Vioxx is the trade name for rofecoxib, which is part of the
class of drugs called NSAIDs. It was touted as a pain and
inflammation reliever that did not cause ulcers or
gastrointestinal bleeding, a side effect of many such
medications.
Robert Ernst died in 2001 after taking Vioxx for about six
months to combat pain in his hand from arthritis. The
59-year-old was an avid runner with no history of heart
problems, his family’s lawyers have said.
Merck has argued in court documents that the heightened
health risks did not occur unless patients took the drug for
more than 18 months, far longer than Ernst had taken it.

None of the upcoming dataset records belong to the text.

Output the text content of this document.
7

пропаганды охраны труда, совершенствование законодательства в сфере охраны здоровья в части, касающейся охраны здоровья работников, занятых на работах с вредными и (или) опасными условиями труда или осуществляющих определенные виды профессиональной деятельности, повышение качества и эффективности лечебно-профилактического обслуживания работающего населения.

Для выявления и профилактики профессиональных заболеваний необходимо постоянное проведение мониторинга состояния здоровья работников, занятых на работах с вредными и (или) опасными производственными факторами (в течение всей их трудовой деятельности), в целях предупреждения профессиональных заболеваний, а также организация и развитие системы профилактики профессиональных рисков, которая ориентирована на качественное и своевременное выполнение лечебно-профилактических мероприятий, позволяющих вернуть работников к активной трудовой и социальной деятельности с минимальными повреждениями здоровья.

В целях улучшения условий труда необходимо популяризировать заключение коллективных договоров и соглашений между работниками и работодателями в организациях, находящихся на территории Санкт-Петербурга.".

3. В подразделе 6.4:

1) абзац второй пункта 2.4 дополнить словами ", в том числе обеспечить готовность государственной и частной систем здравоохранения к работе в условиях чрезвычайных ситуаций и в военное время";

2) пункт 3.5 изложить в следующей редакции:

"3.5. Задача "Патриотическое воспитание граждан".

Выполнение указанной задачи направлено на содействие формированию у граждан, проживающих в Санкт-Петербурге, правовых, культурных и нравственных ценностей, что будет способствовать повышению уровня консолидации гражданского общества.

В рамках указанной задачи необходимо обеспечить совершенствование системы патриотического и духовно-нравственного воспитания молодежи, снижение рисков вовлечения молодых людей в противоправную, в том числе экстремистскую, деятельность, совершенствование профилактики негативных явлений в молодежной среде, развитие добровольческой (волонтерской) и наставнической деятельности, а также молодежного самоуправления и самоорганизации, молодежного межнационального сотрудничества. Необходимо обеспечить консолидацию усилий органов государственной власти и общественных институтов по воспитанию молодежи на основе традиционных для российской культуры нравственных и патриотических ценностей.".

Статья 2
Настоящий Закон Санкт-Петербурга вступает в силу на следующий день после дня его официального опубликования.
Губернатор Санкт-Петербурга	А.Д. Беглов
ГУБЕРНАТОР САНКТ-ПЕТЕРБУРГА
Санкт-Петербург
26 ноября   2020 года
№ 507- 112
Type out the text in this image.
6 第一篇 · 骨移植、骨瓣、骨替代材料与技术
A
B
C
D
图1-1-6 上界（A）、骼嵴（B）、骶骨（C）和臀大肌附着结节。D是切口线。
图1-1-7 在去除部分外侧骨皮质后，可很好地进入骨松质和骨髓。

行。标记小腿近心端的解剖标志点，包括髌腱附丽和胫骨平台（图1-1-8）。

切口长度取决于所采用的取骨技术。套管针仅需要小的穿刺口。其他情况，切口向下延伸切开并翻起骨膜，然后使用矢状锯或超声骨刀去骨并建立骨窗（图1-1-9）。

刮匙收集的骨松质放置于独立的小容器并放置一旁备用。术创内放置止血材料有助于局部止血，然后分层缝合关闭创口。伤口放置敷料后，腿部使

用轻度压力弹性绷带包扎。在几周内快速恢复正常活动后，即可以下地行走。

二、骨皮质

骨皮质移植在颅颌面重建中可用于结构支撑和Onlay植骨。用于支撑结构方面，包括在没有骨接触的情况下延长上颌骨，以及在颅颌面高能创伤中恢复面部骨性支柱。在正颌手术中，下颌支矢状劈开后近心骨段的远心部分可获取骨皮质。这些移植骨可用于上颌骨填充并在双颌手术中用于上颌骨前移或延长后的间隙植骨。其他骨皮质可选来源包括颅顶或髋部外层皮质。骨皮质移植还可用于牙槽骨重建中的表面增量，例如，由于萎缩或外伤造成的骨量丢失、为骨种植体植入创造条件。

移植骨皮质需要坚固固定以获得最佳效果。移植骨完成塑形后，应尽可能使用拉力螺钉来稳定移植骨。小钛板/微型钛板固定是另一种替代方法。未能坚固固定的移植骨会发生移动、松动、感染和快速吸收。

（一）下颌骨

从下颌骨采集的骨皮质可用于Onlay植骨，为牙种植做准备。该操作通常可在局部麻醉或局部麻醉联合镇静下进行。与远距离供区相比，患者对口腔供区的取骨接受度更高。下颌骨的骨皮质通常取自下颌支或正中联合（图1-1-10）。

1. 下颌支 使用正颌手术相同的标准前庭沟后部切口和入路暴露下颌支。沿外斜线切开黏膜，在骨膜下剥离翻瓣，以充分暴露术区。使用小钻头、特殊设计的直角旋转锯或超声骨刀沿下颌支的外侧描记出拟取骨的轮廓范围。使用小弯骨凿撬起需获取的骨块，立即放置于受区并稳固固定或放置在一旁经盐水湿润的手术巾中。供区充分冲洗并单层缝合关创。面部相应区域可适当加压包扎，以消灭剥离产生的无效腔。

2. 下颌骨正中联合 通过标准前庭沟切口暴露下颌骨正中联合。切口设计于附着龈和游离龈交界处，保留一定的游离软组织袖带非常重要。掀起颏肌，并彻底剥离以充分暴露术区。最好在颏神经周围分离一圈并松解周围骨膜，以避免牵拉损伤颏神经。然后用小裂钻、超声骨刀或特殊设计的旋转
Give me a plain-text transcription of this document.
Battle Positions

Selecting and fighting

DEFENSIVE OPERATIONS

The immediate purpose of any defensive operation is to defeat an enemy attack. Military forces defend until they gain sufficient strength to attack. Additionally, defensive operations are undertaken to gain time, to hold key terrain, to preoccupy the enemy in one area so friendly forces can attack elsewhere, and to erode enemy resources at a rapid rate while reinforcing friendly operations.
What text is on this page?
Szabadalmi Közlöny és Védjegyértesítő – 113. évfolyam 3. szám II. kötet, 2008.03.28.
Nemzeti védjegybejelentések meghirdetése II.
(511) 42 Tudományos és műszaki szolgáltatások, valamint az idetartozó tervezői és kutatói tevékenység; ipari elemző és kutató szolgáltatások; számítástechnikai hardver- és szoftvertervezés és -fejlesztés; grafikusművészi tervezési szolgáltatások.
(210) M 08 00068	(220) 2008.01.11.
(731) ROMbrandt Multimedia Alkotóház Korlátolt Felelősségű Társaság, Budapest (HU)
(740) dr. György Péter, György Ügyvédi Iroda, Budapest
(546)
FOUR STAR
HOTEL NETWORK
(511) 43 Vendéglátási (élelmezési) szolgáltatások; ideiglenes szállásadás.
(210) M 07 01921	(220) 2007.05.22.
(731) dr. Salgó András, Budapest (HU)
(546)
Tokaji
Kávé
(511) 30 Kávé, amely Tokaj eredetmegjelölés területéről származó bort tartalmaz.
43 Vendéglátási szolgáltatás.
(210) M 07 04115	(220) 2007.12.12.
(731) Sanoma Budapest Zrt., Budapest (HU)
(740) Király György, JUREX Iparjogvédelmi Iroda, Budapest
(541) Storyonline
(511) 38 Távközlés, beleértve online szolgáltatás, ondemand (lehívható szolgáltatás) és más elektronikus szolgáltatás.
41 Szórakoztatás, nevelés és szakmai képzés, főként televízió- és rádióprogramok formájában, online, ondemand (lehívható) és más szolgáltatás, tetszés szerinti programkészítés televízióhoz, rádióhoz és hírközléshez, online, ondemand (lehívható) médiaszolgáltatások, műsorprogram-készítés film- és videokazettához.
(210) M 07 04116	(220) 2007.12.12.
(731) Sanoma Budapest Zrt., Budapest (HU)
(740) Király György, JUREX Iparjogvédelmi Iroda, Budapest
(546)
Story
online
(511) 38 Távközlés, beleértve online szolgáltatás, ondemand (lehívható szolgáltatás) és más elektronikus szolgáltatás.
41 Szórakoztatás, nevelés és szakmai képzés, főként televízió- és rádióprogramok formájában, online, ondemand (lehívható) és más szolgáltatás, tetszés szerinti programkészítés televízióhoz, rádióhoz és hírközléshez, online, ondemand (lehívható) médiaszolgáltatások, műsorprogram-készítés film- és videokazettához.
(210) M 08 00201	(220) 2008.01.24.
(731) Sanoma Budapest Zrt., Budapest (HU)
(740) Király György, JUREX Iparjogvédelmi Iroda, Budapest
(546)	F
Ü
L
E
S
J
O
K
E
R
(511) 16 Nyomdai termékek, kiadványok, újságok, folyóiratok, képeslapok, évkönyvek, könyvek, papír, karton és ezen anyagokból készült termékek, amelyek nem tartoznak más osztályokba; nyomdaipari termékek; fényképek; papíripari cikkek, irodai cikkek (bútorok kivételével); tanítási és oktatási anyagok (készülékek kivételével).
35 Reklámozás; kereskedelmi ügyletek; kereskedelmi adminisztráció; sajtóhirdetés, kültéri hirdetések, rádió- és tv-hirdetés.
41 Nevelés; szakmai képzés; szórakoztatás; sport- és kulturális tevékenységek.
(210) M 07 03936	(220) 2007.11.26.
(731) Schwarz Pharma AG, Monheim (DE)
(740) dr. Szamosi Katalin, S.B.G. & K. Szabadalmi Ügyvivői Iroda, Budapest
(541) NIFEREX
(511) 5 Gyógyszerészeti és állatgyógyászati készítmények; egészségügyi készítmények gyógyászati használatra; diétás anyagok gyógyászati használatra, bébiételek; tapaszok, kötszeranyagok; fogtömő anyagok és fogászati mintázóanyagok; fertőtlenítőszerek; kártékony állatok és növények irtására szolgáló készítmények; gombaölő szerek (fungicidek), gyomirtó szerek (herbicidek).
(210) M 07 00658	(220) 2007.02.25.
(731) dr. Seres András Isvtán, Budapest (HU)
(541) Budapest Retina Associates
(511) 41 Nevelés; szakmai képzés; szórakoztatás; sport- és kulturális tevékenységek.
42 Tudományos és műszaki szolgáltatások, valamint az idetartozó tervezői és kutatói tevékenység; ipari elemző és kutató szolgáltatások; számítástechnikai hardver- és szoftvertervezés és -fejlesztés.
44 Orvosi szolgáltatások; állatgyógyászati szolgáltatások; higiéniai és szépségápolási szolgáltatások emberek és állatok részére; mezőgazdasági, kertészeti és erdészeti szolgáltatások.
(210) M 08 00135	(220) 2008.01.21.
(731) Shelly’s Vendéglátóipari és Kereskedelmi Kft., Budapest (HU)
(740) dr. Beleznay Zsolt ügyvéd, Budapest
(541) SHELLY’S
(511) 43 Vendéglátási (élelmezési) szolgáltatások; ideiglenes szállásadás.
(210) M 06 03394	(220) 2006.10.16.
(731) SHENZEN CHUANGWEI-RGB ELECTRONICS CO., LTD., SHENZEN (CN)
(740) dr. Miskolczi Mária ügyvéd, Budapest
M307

The company also said that Vioxx has also not been shown to
raise the risk of heart arrhythmia, which was believed to cause
Ernst’s death.
Lanier also showed a warning letter sent by the U.S. Food
and Drug Administration to Merck in September 2001 that
chastised the company’s safety claims on Vioxx as “simply
incomprehensible given the rate of (heart attacks) and serious
cardiovascular events compared to naproxin,” the drug used in
over-the-counter painkiller Advil.
Santanello said the company took steps to address the
claims in the FDA’s letters.
“My experience at Merck is we take warning letters very
seriously and address them very promptly,” she said.